The Rocky Mountain Ridged Mussel is under consideration by the federal Department of Fisheries and Oceans for listing under the Species At Risk Act as endangered because populations have declined in recent years.
At Tuesday’s monthly meeting of the OBWB, executive director Anna Warwick Sears reported that little is known about the biology of the mussel and substantial commitments would be needed from senior government to address primary threats to the species.
For instance, she noted that the invasive zebra and quagga mussels are threatening the Okanagan’s system of lakes, and they would present a significant threat to the native mussel, as does other foreshore disturbances.
She said she is appalled at the federal government even considering the designation when they haven’t even decided to set aside the money to come up with a plan of how to protect the mussel.
“There are more flexible ways to help prevent their extinction,” she said.
Board chairman Stu Wells said if milfoil is not rototilled at the north end of Osoyoos Lake, that end of the lake would be choked out.

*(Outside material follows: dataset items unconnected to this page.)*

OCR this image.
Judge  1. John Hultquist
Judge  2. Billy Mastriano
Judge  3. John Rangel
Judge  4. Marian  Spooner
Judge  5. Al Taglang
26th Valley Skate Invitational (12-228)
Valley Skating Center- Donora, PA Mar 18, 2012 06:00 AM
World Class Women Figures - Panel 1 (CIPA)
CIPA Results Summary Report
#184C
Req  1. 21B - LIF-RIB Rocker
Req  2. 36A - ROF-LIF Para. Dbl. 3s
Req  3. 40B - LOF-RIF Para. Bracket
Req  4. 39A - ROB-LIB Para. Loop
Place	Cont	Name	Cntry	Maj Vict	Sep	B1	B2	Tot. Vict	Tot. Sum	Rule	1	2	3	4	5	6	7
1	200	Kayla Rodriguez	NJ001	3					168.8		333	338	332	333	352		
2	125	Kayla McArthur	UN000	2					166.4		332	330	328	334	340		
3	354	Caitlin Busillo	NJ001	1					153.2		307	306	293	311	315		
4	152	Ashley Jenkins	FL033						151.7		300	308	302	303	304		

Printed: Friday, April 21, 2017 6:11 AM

The board agreed to send a letter to relevant senior government departments with its concerns regarding the impact such a declaration could have on milfoil control and tourism if a SARA designation is made.
The letter will also suggest that funding be made available instead to study the mussel and determine the cause of its decline in population.
The Okanagan is the only location RMRM occurs in Canada, noted Sears, who said she is normally in favour of listing species that are at risk.
However, in this case, she said, there is simply not enough information available to be sure this is the best route to take.
Uncontrolled growth of the milfoil could also pose a risk to survival of this species of mussel, she added.